Policy gradient theorem (intuition)
Goal: maximize J(θ) = E_π[G_0]. The trick:
∇_θ J(θ) = E_π [ sum_t ∇_θ log π(a_t|s_t; θ) · G_t ]- ∇ log π points in parameter space that increase probability of action a_t in state s_t.
- G_t is return from time t — if the episode went well, amplify actions that led there; if poorly, suppress them.
- Expectation estimated by averaging over episodes (Monte Carlo).
REINFORCE algorithm
for each episode:
generate τ = (s_0,a_0,r_1, ..., s_T) using π_θ
for each t:
G_t = sum_{k=t}^{T} γ^{k-t} r_{k+1}
for each t:
θ ← θ + α · γ^t · ∇_θ log π(a_t|s_t; θ) · G_tOften use return-to-go from t to end without extra γ^t on the gradient (implementations vary — be consistent within one codebase).
PyTorch REINFORCE (one episode)
import torch
def reinforce_episode(policy, optimizer, episode, gamma=0.99):
log_probs = []
rewards = []
for obs, action, reward in episode:
obs_t = torch.tensor(obs, dtype=torch.float32)
dist = policy(obs_t)
a = torch.tensor(action)
log_probs.append(dist.log_prob(a))
rewards.append(reward)
# returns-to-go
G = 0.0
returns = []
for r in reversed(rewards):
G = r + gamma * G
returns.insert(0, G)
returns = torch.tensor(returns, dtype=torch.float32)
# optional: normalize returns for stability
returns = (returns - returns.mean()) / (returns.std() + 1e-8)
loss = []
for log_p, Gt in zip(log_probs, returns):
loss.append(-log_p * Gt) # minimize negative objective
loss = torch.stack(loss).sum()
optimizer.zero_grad()
loss.backward()
optimizer.step()
return loss.item()Worked example — two-step episode
Actions a_0, a_1 with log π = −0.5, −0.3. Rewards r_1=0, r_2=+1. γ=1.
| t | G_t | ∇θ log π | Update direction |
|---|---|---|---|
| 0 | 1.0 | increases a_0 prob | positive (good episode) |
| 1 | 1.0 | increases a_1 prob | positive |
If final reward were −1, same gradients flip sign — actions made less likely.
Log-derivative trick (why log?)
∇_θ π(a|s; θ) = π(a|s; θ) ∇_θ log π(a|s; θ)Rewriting the gradient as an expectation of score function ∇ log π times reward avoids differentiating through the environment transition dynamics — only the policy needs to be differentiable.
Variance and sample complexity
REINFORCE uses full episode returns — early actions get credit for late randomness. Variance grows with horizon.

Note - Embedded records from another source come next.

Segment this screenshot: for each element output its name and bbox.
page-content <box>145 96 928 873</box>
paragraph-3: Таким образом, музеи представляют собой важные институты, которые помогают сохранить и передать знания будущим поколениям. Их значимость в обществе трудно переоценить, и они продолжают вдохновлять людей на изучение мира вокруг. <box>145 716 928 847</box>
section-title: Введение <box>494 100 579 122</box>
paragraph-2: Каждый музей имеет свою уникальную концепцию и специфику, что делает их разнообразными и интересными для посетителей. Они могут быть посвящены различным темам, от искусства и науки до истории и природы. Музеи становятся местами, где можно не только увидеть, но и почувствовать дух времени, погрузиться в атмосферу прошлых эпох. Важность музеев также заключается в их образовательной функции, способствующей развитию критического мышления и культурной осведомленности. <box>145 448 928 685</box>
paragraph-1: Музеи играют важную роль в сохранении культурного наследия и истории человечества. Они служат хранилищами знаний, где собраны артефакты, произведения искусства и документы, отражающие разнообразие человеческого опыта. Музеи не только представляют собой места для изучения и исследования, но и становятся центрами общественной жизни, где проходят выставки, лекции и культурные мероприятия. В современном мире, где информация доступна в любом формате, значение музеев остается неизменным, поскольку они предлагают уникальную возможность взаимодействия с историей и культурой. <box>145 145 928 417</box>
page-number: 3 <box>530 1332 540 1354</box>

Typical CartPole needs thousands of episodes; same env with actor–critic (Module 5–6) learns faster.
| Property | REINFORCE | Q-learning |
|---|---|---|
| Bootstrapping | No (MC) | Yes (TD) |
| Variance | High | Lower (with replay) |
| On-policy | Yes | Off-policy |
| Step complexity | Simple | Replay + targets |
Checkpoint — details: REINFORCE is the cleanest proof of concept for policy gradients — if it never learns CartPole, check return normalization and learning rate before adding critics. Summary: ∇J uses log π weighted by how good the rest of the episode was.
Common mistakes
- Backprop through environment — only policy parameters get gradients.
- Using total episode return for every t — should be G_t from t onward, not G_0 for all t.
- No return normalization — gradients explode when returns scale varies.
- Learning rate too high — policy collapse to near-deterministic bad actions.
- Off-policy data with REINFORCE — standard REINFORCE assumes on-policy samples.